The Chemputer, conversely, is fixed in position but operates as a universal synthesiser on batch scale, using larger volumes to transfer reagents and products along a liquid-handling backbone. As outlined in previous sections, the Chemputer is characterised by its high adaptability stemming from the modular architecture that allows to connect any module that is able to execute χDL commands to the liquid-handling backbone. It was developed as a robotic equivalent to a human chemist operating on gram scale and covers the majority of common bench chemistry unit operations like liquid reagent addition, filtration, separation, evaporation, heating, cooling, or drying. Those, in turn, can be combined to accomplish typical laboratory tasks such as recrystallisation or extraction of aqueous mixtures with subsequent drying over a drying agent and removal of the extraction solvent under reduced pressure. As being the “gold-standard” for running χDL protocols, the Chemputer platform is ideal to cross-validate any χDL protocol that was developed on a different platform or even hardware independently. When combined with a robot that is capable of running high throughput screenings as the ones mentioned before, the Chemputer can facilitate a workflow where successful reaction conditions arising from the small-scale high throughput screening are scaled up seamlessly by just running the same χDL blueprint with adjusted scaling factors on the Chemputer platform. For further specifications and abilities of the Chemputer platform we refer the reader to related publications. [25]
CDI
To demonstrate the χDL execution on these platforms, we chose to perform a CDI (Carbonyl diimidazole) assisted amide coupling of 2-methoxybenzoic acid with different amines (Scheme 3).

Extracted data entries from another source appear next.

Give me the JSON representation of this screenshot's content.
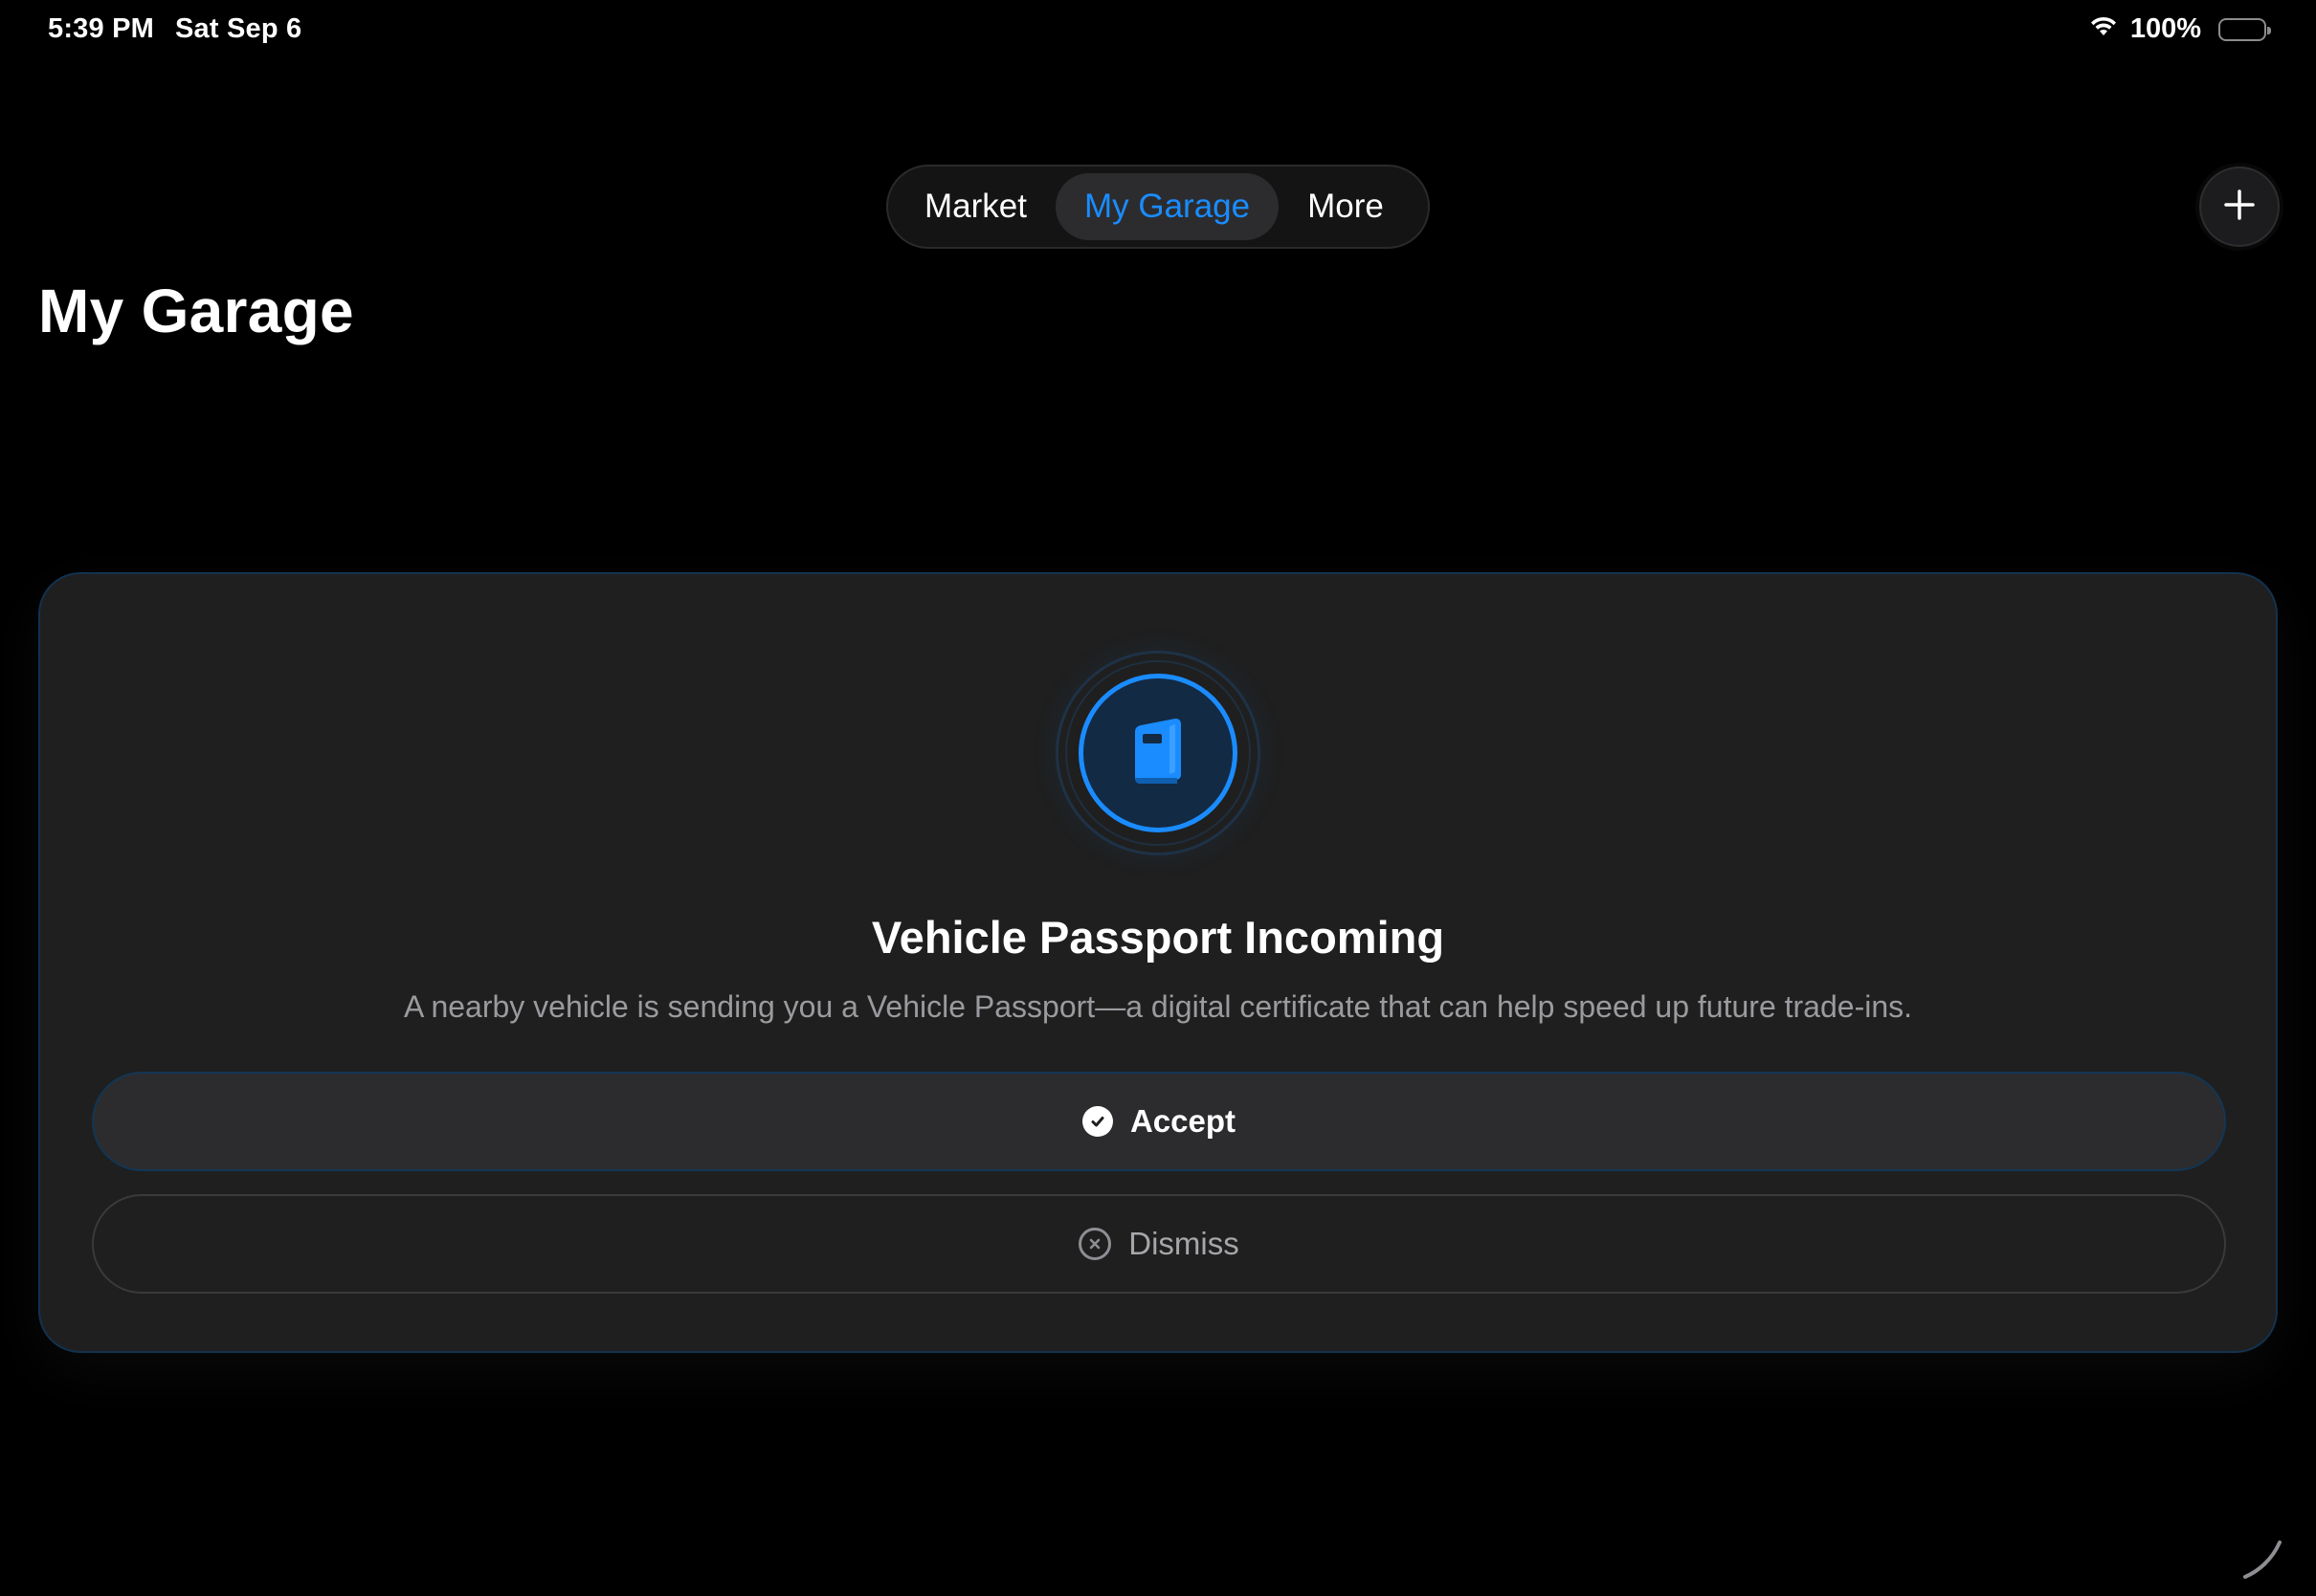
{
  "status_bar": {
    "time": "5:39 PM",
    "date": "Sat Sep 6",
    "battery_percent": "100%",
    "battery_level": 1.0,
    "icons": [
      "wifi-icon",
      "battery-icon"
    ]
  },
  "nav": {
    "tabs": [
      {
        "label": "Market",
        "active": false
      },
      {
        "label": "My Garage",
        "active": true
      },
      {
        "label": "More",
        "active": false
      }
    ],
    "add_icon": "plus-icon"
  },
  "page": {
    "title": "My Garage"
  },
  "card": {
    "icon": "book-icon",
    "title": "Vehicle Passport Incoming",
    "description": "A nearby vehicle is sending you a Vehicle Passport—a digital certificate that can help speed up future trade-ins.",
    "accept_label": "Accept",
    "accept_icon": "checkmark-circle-icon",
    "dismiss_label": "Dismiss",
    "dismiss_icon": "x-circle-icon"
  },
  "colors": {
    "accent": "#1a8cff",
    "background": "#000000",
    "card_background": "#1f1f1f",
    "secondary_text": "#9b9b9f"
  }
}
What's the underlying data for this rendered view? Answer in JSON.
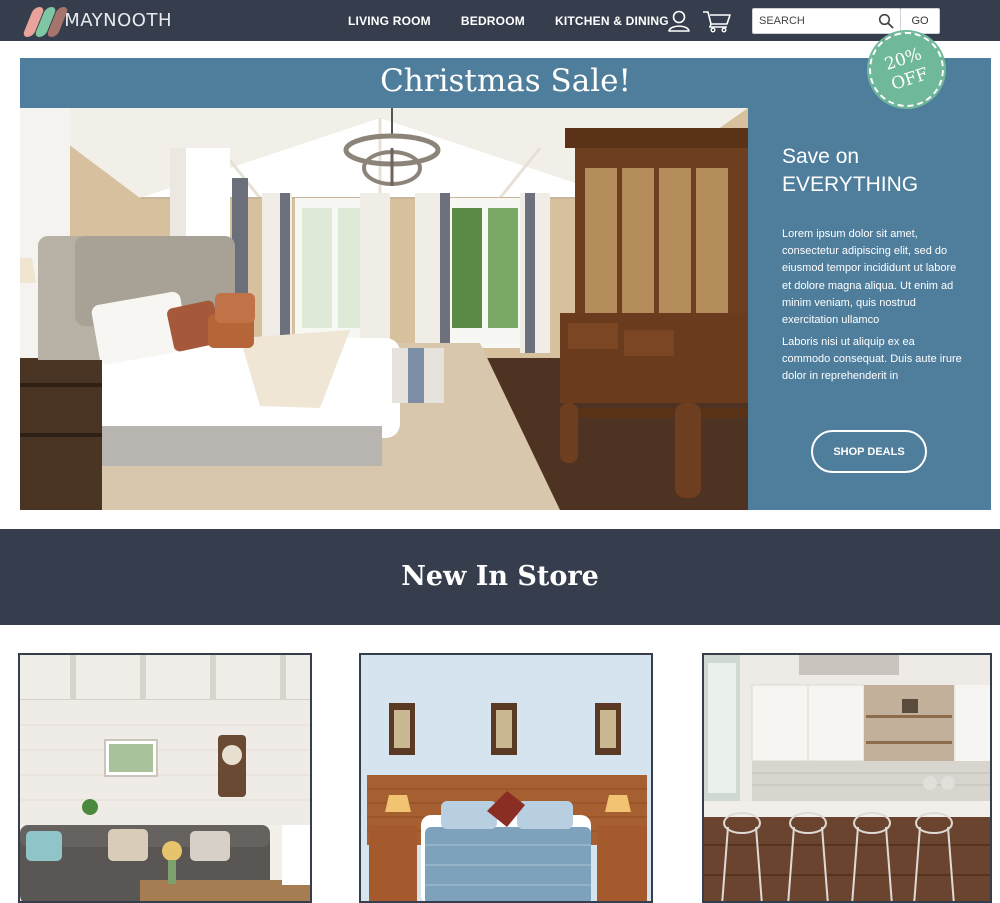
{
  "brand": {
    "name": "MAYNOOTH",
    "logo_colors": [
      "#e8a39a",
      "#7fc6a4",
      "#a5746c"
    ]
  },
  "nav": {
    "links": [
      "LIVING ROOM",
      "BEDROOM",
      "KITCHEN & DINING"
    ],
    "user_icon": "user-icon",
    "cart_icon": "cart-icon",
    "search": {
      "placeholder": "SEARCH",
      "icon": "search-icon",
      "button_label": "GO"
    }
  },
  "hero": {
    "title": "Christmas Sale!",
    "badge": "20% OFF",
    "heading_line1": "Save on",
    "heading_line2": "EVERYTHING",
    "paragraph1": "Lorem ipsum dolor sit amet, consectetur adipiscing elit, sed do eiusmod tempor incididunt ut labore et dolore magna aliqua. Ut enim ad minim veniam, quis nostrud exercitation ullamco",
    "paragraph2": "Laboris nisi ut aliquip ex ea commodo consequat. Duis aute irure dolor in reprehenderit in",
    "cta_label": "SHOP DEALS",
    "image": "bedroom-photo"
  },
  "new_in_store": {
    "title": "New In Store",
    "products": [
      {
        "image": "living-room-photo"
      },
      {
        "image": "bedroom-photo"
      },
      {
        "image": "kitchen-photo"
      }
    ]
  },
  "colors": {
    "nav_bg": "#363e4d",
    "hero_bg": "#4f7d9c",
    "badge_bg": "#6fb89a",
    "text_light": "#ffffff"
  }
}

Optimisation of the amide coupling was first developed with the Kinova robotic arm in Canada, however, the procedure was hardcoded in Python. [32] Unfortunately, this approach requires the operator to have a strong understanding of the Python language before making any reaction modifications. We were able to translate the programmed workflow of the platform and convert the defined actions into χDL executable steps. The system operator no longer requires an understanding of Python and can instead use χDL to design any synthesis. Using the χDL driven Kinova platform and following the reaction progress via HPLC analysis allowed the synthesis of the target amide 13 with 83% conversion but without final purification. Having demonstrated that a χDL protocol was able to replicate a previously optimised synthetic procedure, we then scaled up the reaction and ran the same χDL on the Chemputer in Canada with comparable results. Endpoint HPLC analysis shows complete conversion of starting acid to product amide on the Chemputer, outcompeting the Kinova robot’s 83% conversion. The χDL protocol was then validated on the Chemputer in Scotland producing amide 13 in 93% yield. Next, the team in Scotland framed the χDL in a “Blueprint” template. This χDL feature leaves the chemical information in the code unchanged but wraps it into a coding construct that can be called numerous times as a unit following a functional programming paradigm. The Blueprint feature is usually used to indicate that a χDL procedure has been validated adequately and is considered to work for different substrates or reaction conditions. This framing of the code was crucial to allow for meta- χDL-features like iterating over different values of an input variable.
By this means, the Opentrons robot was programmed to iterate over five different amines, including the already validated 2-(2-chlorophenyl)ethan-1-amine, applying the χDL Blueprint for the CDI assisted amide coupling to each of the reagent combinations. All the amines were successfully converted into the corresponding amides using a common χDL Blueprint (see SI). The χDL Blueprint was then used with upscaled parameters for Benzylamine on a Chemputer platform in Scotland again to counter-validate that the χDL protocol works equally fine on different platforms. The desired amide was obtained in 74% yield on the Chemputer.